Tout en fournissant un immense travail théorique, Engels exerçait pratiquement la direction du mouvement ouvrier international. Il s’intéressait vivement au mouvement révolutionnaire en Russie et rédigea une série d’articles consacrés aux rapports sociaux dans ce pays. Il écrivit en 1885 que les Russes s’approchaient de leur révolution démocratique bourgeoise. « La révolution doit éclater dans un temps donné ; elle peut éclater chaque jour. Dans ces conditions le pays est comme une mine chargée, où il ne s’agit que d’appliquer la mèche » (Marx-Engels : Ausgewählte Briefe, B. 1953, S. 456).

Comme Marx, Engels voyait clairement que la révolution politique en Russie aurait une importance considérable pour le mouvement ouvrier d’Occident.
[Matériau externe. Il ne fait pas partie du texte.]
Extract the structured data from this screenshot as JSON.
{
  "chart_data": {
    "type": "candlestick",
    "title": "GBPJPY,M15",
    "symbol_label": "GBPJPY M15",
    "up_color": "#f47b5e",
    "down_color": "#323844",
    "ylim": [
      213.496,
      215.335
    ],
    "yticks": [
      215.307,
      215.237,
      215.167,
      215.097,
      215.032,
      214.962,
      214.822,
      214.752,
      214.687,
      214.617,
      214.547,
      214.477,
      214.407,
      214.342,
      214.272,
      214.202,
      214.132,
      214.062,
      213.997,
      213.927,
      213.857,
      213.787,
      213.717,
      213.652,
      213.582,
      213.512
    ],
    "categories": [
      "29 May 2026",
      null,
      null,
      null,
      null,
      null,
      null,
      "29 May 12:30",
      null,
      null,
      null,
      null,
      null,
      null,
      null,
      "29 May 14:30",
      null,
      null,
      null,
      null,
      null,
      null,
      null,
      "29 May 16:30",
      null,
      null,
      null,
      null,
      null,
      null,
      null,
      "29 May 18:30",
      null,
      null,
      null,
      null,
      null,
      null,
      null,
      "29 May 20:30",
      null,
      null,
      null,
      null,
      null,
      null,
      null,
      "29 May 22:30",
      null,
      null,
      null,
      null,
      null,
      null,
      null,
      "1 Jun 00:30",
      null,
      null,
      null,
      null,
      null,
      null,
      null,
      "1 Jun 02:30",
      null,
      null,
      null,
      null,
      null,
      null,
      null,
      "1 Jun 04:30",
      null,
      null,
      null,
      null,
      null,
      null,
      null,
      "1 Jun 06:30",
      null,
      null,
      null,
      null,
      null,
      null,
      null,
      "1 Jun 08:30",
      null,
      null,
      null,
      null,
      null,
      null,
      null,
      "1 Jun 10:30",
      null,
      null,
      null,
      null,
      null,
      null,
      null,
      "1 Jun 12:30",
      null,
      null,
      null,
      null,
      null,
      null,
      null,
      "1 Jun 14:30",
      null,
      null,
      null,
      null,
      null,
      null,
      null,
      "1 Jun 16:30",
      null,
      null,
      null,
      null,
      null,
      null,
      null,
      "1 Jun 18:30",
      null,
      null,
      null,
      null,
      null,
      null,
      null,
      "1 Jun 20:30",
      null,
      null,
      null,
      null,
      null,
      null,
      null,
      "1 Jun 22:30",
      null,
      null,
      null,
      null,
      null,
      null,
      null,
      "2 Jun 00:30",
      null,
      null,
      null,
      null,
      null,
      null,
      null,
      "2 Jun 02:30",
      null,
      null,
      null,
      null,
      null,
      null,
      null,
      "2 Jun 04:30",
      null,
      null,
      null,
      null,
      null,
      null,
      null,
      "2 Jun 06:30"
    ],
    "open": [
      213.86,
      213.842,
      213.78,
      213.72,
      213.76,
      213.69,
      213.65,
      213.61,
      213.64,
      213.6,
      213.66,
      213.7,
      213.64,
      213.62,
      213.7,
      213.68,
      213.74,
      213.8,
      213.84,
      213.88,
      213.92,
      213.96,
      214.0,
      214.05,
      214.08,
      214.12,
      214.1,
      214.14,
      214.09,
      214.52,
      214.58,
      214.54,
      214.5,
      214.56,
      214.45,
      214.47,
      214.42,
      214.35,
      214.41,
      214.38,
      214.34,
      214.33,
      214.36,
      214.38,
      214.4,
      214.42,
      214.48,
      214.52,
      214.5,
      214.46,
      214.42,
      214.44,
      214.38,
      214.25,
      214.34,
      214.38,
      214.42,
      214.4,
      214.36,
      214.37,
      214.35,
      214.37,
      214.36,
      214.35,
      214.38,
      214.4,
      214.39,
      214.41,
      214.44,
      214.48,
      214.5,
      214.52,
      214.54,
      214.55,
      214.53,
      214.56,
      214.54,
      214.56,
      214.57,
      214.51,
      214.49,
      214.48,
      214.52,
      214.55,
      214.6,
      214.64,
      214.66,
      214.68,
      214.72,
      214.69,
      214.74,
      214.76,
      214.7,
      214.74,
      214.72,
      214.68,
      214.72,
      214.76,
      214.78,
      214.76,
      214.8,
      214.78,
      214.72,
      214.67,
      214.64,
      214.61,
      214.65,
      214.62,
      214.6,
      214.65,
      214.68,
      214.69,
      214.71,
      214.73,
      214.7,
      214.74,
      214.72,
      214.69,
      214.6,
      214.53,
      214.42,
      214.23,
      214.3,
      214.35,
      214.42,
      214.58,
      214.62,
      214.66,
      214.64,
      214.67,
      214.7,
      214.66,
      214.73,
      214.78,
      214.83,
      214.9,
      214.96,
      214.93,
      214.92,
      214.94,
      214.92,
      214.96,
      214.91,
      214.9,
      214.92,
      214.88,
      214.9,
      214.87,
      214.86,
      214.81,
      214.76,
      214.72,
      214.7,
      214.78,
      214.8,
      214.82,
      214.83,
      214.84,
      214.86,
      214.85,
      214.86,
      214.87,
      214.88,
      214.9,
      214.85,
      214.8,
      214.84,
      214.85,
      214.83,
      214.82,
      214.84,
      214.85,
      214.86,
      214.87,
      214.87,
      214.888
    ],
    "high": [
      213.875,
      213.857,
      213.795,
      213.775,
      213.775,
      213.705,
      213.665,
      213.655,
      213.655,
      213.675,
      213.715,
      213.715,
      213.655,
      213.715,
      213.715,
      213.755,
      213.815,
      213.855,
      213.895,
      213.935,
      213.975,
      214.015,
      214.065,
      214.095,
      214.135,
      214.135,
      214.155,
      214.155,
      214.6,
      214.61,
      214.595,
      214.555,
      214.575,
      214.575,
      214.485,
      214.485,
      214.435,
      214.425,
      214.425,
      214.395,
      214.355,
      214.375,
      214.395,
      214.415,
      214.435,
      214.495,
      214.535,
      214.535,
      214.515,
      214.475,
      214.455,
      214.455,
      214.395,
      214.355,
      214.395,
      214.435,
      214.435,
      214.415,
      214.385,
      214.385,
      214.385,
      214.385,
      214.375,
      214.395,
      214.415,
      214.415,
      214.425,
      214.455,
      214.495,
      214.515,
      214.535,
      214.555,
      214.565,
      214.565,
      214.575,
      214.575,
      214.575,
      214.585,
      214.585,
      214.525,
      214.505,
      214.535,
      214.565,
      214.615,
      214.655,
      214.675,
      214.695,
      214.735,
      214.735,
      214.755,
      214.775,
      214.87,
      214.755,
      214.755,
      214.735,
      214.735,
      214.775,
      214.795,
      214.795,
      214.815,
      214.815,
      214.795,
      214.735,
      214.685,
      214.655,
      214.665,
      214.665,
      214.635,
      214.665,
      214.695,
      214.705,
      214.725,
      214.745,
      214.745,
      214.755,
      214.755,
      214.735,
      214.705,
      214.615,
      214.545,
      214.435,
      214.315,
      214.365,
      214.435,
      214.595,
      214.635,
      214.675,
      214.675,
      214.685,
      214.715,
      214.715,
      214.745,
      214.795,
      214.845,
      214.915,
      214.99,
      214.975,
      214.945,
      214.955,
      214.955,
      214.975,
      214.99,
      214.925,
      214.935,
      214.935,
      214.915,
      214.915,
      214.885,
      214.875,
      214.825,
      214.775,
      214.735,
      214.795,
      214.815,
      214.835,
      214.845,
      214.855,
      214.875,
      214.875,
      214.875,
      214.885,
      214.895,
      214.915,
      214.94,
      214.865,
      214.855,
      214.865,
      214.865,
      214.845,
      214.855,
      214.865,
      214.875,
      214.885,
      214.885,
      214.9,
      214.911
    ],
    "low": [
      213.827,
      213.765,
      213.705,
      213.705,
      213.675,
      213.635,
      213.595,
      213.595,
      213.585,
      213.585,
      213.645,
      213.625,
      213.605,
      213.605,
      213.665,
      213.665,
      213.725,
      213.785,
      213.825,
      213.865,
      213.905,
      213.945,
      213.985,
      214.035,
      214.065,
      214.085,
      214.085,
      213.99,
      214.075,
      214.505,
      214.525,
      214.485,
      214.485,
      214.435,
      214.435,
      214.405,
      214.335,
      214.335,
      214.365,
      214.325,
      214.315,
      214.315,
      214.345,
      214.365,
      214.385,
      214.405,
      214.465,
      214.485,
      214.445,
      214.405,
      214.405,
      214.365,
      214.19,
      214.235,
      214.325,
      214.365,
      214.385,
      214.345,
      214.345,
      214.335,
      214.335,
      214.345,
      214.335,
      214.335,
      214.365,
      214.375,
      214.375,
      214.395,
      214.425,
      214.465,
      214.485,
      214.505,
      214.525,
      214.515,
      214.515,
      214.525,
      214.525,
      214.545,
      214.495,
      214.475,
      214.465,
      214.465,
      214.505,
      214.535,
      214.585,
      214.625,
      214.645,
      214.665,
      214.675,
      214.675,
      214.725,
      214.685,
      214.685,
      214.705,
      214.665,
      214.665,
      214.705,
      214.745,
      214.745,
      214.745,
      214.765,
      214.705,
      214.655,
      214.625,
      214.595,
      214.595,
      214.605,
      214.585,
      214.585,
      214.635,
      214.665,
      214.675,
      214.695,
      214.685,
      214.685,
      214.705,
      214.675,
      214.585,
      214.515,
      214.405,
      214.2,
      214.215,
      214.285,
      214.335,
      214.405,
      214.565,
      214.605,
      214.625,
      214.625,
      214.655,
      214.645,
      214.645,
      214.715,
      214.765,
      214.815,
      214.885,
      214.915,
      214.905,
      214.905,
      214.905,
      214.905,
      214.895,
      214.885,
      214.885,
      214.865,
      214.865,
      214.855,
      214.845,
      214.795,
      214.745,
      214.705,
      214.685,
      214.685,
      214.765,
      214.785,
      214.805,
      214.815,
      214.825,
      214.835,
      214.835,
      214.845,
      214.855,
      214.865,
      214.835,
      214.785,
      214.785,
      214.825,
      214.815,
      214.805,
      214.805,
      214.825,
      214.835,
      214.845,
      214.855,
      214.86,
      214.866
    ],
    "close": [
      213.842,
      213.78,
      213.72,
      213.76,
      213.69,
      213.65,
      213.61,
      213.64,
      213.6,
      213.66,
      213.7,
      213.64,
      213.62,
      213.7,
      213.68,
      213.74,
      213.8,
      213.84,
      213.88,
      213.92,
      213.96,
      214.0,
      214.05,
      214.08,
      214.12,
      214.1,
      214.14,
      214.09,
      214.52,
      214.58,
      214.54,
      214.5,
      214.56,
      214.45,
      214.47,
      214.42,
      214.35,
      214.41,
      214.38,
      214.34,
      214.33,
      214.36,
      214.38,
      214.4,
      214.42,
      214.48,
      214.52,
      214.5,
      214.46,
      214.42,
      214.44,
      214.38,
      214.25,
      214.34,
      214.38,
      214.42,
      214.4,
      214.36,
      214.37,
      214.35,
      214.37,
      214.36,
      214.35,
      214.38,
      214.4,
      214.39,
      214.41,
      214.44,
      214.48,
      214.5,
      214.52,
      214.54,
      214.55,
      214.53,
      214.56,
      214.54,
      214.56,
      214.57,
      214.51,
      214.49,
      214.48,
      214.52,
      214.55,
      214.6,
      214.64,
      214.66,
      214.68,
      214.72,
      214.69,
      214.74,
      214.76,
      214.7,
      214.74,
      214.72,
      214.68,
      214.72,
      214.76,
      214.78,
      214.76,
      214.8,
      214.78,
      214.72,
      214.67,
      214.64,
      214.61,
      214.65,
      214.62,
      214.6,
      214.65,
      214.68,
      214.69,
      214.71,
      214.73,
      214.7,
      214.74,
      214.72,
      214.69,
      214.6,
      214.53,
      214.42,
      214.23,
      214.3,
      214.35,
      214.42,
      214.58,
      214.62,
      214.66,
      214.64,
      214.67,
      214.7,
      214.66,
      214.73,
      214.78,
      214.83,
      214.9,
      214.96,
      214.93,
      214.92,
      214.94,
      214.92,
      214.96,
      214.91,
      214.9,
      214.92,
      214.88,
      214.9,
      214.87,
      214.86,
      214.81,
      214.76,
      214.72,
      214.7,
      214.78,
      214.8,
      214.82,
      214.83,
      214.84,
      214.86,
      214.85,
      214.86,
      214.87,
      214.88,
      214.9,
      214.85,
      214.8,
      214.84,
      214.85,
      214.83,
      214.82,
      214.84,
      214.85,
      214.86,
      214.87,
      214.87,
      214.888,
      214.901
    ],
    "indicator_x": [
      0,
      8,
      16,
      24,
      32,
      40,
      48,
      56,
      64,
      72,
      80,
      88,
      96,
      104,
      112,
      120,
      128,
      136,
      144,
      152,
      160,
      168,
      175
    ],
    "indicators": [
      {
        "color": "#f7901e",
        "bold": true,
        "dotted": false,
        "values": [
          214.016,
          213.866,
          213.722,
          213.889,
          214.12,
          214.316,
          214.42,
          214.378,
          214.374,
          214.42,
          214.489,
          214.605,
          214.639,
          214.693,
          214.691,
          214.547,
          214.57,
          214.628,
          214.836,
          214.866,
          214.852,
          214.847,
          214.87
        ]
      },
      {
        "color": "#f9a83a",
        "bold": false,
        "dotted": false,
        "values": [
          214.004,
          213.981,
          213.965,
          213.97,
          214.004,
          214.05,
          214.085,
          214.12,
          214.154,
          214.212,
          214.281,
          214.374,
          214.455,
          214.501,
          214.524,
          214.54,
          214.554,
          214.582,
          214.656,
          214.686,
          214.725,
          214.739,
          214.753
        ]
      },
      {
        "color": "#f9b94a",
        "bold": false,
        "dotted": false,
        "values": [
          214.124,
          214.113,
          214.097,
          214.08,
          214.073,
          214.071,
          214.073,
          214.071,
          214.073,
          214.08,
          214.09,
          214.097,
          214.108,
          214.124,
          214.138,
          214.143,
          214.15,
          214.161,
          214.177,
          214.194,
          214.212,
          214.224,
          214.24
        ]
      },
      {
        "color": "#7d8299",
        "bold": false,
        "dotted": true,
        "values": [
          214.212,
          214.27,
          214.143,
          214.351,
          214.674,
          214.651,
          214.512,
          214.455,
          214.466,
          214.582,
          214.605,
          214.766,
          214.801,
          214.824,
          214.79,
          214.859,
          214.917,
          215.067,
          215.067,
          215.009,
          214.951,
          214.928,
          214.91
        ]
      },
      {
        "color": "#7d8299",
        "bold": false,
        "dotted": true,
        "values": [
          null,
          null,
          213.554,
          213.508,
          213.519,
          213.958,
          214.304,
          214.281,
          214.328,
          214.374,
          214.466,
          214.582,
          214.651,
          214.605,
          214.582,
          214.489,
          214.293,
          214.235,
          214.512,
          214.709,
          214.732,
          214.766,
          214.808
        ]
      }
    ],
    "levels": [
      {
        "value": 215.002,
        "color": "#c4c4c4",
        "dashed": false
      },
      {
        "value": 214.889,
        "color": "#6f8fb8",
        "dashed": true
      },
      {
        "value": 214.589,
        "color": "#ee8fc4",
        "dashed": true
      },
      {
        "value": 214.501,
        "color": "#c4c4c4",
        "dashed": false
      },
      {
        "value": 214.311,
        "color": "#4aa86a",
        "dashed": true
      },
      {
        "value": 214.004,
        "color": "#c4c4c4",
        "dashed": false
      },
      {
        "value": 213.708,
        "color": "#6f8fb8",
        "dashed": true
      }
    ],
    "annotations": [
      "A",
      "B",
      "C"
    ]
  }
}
Du début de son activité politique à la fin de sa vie, Engels a été un ardent combattant révolutionnaire, le guide reconnu du prolétariat international, le meilleur interprète de ses intérêts de classe. Il a implacablement combattu l’opportunisme dans les partis ouvriers, mis à nu et sévèrement critiqué leurs erreurs, orienté leur activité dans la voie révolutionnaire. « Après la mort de Marx, a écrit Lénine, Engels continua seul à être le conseiller et le guide des socialistes européens » (« Karl Marx ; Friedrich Engels », p. 52).

Il est mort le 5 août 1895. « Les révolutionnaires russes, a dit Lénine, ont perdu en sa personne leur meilleur ami » (Ibid., p 54).